A quién acudir cuando tienes hambre emocional
Cómo actuar en cada caso dependerá de cada área, pero para los profesionales que trabajan con estos pacientes, lo deseable es que la detección pasase siempre por el médico de Atención Primaria. En determinada situaciones, sobre todo las más graves, suele realizarse una derivación preferente a los programas o unidades específicos, cuando los hay. En otras, se realiza un cribado previo por la Unidad de Salud Mental correspondiente u otras especialidades como Endocrinología o Digestivo.
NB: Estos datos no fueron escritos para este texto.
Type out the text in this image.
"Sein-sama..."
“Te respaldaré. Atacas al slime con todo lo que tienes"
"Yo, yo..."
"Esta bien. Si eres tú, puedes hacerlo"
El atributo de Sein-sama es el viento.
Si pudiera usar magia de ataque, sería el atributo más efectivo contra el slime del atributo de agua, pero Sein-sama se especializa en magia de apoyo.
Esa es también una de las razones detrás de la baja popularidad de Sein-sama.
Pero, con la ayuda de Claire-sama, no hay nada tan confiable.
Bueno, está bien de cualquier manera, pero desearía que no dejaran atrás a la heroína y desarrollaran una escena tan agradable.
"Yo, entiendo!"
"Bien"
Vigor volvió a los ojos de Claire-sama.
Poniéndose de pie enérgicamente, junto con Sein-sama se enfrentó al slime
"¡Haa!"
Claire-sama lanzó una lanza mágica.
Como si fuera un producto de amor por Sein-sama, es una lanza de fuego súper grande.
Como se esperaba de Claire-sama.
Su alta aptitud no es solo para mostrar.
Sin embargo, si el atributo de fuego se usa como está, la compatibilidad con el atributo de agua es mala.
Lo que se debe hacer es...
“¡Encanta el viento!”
En cualquier caso, lo mejor es siempre consultar con nuestro médico de familia, que es quien mejor va a conocer los recursos de los que disponemos y nos derivará a otros especialistas si considera que es necesario. Si no disponemos de este tipo de recursos o son insuficientes, siempre podemos buscar psicoterapeutas especializados en trastornos de la conducta alimentaria. De hecho, lo idóneo sería encontrar profesionales que trabajen de forma estrecha con dietistas-nutricionistas o técnicos superiores en dietética. Podemos preguntar en el colegio de psicólogos de nuestra comunidad autónoma para más información.